Швейцарское лекарство, которое с помощью бывшего лейтенанта Вельяминова раздобыл и привез Олег, почти поставило Антонину Федоровну на ноги. Почти потому, что она вновь обрела власть над ними, хоть, правда, и весьма ограниченную, а вот силу обрести ей так и не удалось. Колени дрожали и подгибались, и Иваньшина ходила теперь только с костылями. И, несмотря на то что врач всячески обнадеживал ее, она точно знала, что от костылей ей уже не избавиться. Это было страшно, и все же в панику бывший командир стрелковой роты не ударилась: если ее спаситель Олег Беляков исповедовал убеждение, что проблем нет, а есть лишь различные пути их разрешения, то она до сей поры свято веровала во фронтовую заповедь: никогда не сдаваться. В конце концов есть соседи, есть тылы, есть резервы, есть командир, у которого на крайний случай можно попросить поддержки огнем, если уж совсем станет невмоготу. Под поддержкой огнем с некоторого времени она стала понимать аккуратно вычищенный «вальтер» с полной заряженной и запасной обоймами, с тремя десятками патронов россыпью, которые хранились в верхнем ящике комода под старыми газетами, письмами и фотографиями. К его последней помощи она всегда могла прибегнуть, если дойдет до точки, если откажут ноги и перестанет слушаться язык, потому что и у нее, как и у Олега, тоже никого из родственников на этом свете не числилось. И поэтому Антонина Федоровна, приняв свое полупарализованное тело как данность и волей подавив отчаяние, сосредоточила все свои силы на трех вопросах.
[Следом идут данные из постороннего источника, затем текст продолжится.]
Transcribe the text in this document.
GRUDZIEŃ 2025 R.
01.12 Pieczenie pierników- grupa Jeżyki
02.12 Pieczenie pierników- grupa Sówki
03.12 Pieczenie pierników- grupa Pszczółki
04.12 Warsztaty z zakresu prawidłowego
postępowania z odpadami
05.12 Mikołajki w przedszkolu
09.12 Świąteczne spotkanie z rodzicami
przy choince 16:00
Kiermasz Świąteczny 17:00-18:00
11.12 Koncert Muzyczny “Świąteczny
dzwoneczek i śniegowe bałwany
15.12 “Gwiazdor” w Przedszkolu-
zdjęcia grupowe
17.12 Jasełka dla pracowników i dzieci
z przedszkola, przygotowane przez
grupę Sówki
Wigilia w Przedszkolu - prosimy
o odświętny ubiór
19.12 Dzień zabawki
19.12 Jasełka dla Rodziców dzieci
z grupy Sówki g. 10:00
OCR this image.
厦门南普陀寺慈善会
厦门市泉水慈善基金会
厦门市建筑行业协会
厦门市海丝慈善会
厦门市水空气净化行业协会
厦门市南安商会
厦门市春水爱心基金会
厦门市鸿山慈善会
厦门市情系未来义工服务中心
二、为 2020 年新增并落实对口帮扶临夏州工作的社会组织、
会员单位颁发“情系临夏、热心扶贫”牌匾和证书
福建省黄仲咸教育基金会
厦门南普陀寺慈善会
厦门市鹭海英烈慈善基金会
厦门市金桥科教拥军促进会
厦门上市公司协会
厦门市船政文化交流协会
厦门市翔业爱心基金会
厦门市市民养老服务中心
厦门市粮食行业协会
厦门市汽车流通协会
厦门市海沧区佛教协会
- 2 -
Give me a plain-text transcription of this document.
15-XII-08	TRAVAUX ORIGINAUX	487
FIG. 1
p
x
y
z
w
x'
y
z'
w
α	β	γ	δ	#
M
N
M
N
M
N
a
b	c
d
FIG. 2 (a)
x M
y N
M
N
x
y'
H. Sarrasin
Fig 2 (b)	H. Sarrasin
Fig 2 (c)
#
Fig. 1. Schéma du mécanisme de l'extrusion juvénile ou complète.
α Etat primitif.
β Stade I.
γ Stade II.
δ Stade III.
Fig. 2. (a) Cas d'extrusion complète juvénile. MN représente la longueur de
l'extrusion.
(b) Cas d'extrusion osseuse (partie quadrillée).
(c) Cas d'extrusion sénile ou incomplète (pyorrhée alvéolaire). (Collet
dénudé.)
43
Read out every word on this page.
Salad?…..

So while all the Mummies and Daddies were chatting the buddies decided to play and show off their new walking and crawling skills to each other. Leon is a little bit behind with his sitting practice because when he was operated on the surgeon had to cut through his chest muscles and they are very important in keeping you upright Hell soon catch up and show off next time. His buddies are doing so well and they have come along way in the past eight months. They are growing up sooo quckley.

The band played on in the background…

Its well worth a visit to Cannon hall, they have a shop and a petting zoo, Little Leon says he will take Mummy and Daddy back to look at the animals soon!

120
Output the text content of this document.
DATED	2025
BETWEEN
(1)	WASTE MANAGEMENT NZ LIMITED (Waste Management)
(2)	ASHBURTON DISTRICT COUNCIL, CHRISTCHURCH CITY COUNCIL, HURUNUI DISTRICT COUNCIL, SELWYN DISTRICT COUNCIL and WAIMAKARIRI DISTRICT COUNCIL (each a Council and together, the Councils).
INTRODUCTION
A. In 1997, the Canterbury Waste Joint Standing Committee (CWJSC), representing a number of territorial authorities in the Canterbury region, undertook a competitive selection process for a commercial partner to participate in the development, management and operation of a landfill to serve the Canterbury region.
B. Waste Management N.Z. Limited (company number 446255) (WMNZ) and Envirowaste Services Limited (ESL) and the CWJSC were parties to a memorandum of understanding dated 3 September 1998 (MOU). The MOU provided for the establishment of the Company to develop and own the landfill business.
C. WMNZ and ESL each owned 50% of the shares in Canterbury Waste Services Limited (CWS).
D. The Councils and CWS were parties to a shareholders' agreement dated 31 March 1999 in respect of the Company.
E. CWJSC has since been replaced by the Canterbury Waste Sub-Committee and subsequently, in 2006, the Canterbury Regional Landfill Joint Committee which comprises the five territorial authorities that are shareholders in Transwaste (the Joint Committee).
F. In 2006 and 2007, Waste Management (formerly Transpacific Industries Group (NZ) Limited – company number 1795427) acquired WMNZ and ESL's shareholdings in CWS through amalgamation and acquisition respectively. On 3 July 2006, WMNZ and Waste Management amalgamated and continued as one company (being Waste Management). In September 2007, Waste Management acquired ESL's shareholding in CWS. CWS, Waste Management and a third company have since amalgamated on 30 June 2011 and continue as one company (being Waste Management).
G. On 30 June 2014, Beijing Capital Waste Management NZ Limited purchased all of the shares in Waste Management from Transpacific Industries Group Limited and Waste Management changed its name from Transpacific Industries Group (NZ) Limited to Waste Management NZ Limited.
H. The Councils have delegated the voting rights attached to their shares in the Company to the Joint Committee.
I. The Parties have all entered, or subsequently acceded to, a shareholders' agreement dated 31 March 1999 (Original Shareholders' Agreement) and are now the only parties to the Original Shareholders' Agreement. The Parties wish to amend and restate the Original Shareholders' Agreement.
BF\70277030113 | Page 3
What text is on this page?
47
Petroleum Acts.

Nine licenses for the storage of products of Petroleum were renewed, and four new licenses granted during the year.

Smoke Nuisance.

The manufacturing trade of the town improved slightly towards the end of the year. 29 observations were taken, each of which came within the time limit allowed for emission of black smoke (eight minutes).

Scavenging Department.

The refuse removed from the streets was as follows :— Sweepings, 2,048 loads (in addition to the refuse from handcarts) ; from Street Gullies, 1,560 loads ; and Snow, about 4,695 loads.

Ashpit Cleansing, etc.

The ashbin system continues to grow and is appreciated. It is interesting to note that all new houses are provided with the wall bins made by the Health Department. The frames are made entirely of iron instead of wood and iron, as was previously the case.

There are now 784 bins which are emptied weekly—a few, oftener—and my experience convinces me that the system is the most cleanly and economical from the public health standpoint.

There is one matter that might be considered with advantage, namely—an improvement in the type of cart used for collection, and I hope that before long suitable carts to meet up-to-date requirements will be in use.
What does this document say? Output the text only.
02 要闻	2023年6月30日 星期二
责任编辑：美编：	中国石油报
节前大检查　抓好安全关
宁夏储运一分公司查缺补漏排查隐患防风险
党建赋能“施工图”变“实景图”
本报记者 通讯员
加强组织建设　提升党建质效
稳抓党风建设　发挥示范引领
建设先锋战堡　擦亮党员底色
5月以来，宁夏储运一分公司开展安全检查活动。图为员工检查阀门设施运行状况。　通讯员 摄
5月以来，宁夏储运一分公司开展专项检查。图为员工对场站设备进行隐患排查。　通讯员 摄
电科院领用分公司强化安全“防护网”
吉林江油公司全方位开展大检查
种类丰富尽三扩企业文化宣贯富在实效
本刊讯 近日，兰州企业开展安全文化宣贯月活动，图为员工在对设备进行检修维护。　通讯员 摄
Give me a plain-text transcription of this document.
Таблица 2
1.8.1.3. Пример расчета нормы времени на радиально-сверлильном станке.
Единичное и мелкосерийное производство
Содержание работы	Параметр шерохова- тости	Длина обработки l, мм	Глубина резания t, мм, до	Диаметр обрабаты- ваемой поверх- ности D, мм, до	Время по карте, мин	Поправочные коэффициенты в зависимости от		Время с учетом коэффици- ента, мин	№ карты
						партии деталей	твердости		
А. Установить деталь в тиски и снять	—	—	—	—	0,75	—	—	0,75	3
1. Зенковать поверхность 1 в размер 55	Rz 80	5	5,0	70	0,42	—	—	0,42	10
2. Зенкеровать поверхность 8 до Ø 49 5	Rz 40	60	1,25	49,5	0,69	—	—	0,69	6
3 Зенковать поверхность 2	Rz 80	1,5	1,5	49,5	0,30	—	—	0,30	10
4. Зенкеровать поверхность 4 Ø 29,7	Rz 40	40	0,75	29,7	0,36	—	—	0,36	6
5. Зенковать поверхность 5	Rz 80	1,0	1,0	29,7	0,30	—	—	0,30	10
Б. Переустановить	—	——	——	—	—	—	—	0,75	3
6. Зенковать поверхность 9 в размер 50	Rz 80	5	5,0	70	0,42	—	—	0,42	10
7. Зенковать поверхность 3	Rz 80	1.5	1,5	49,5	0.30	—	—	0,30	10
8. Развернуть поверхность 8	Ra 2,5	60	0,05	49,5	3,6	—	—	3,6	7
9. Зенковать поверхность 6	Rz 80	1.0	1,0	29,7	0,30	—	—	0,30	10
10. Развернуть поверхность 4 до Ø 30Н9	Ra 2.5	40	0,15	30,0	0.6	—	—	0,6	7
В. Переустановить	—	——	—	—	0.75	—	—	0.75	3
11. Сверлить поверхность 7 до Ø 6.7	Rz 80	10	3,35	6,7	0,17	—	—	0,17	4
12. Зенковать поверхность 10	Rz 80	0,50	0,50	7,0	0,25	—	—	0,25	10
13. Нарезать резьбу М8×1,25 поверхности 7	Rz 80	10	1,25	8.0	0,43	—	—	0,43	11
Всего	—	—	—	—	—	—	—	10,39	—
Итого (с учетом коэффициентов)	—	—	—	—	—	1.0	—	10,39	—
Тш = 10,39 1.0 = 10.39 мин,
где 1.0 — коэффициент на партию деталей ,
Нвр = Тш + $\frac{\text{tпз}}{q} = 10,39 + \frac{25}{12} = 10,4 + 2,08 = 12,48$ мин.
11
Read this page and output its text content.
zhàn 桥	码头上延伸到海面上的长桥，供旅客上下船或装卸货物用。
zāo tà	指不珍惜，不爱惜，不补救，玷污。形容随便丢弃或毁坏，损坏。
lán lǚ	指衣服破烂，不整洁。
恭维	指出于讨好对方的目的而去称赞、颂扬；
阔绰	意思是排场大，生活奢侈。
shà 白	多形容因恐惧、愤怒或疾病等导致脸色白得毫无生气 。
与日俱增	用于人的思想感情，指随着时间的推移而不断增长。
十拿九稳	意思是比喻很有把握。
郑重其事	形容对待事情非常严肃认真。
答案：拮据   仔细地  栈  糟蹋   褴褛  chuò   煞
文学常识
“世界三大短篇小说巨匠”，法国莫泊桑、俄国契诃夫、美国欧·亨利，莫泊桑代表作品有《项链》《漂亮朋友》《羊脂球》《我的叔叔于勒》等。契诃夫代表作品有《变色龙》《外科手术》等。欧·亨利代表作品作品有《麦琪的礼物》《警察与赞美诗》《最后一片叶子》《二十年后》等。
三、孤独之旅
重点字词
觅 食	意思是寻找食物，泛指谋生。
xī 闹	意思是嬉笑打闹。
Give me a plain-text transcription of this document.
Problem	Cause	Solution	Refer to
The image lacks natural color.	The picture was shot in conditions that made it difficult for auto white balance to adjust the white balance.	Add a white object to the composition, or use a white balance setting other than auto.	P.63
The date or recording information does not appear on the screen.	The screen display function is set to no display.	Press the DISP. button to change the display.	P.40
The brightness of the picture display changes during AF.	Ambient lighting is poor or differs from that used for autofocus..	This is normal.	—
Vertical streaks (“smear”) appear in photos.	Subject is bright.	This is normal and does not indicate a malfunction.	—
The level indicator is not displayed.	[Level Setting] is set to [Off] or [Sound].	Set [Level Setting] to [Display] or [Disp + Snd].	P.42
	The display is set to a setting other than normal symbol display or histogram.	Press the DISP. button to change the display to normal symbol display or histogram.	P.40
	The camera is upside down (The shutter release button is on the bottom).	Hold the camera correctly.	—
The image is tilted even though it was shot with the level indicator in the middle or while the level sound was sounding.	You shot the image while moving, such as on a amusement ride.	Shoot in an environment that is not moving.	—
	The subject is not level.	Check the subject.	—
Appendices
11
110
Первый касался злосчастной истории с пластмассовой мыльницей, о которой никто ничего так и не узнал, потому что она никому ничего не сказала. Вначале, когда язык еще с огромным трудом шевелился во рту, Антонина Федоровна много и всегда с острой и горькой обидой думала о чудовищном позоре, который обрушила на нее бывшая ученица. В тот период Иваньшина непременно добилась бы строгого наказания продавщицы Трошиной, но язык тогда не подчинялся ей, и гнев постепенно утихал. Память, к счастью, у нее не пострадала, и, старательно вороша сейчас ту давнюю историю с исключением девочки, Антонина Федоровна начала допускать и вероятность собственной ошибки. Она отчетливо помнила, как рыдала в кабинете Трошина, как уверяла всех, что хотела только подшутить над подругами, попугать их; как ей все не верили, хотя, в сущности, это объяснение было правдоподобным. Да, девочка вполне могла позволить себе идиотскую шутку, розыгрыш своих одноклассниц, но эту версию никто тогда не пожелал рассматривать, и директриса в первую очередь. И прибегла к самому простому для нее и самому жесткому для девочки решению: исключить из школы за аморальное поведение. Вывод был скоропалительным, суд, скорее всего, неправым, а неправый суд рождает жажду возмездия. И после долгих колебаний и размышлений Антонина Федоровна признала за Трошиной право на мщение, и этот вывод, как ни странно, не просто успокоил, а и умиротворил ее; с гневом, обидами да и вообще с неприятными воспоминаниями о той нелепой сцене в универмаге было покончено раз и навсегда, и никто никогда об этом так и не узнал.
Удивительное дело: признание собственной неправоты и тем самым, так сказать, отпущение греха той, которая спровоцировала второй приступ тяжелейшей ее болезни, породило в душе ее стойкое, тихое, равносильное почти праздничному настроение. Она представила, что могло случиться, добейся она сурового наказания продавщицы, и честно призналась самой себе, что то злорадное и быстротечное торжество, которое, вероятно, она испытала бы при этом, было бы в результате ущербным, как яблоко с жирным белым червяком в сердцевине. Теперь она думала о том, что гнев не дает и не может давать радости, ибо он обладает не созидательной, а лишь разрушительной энергией, – вот к каким мыслям пришла Иваньшина в конце концов, и мысли эти согрели и утешили ее, и к обдумыванию второго насущного вопроса она подошла с хорошим запасом спокойствия и готовности творить справедливость.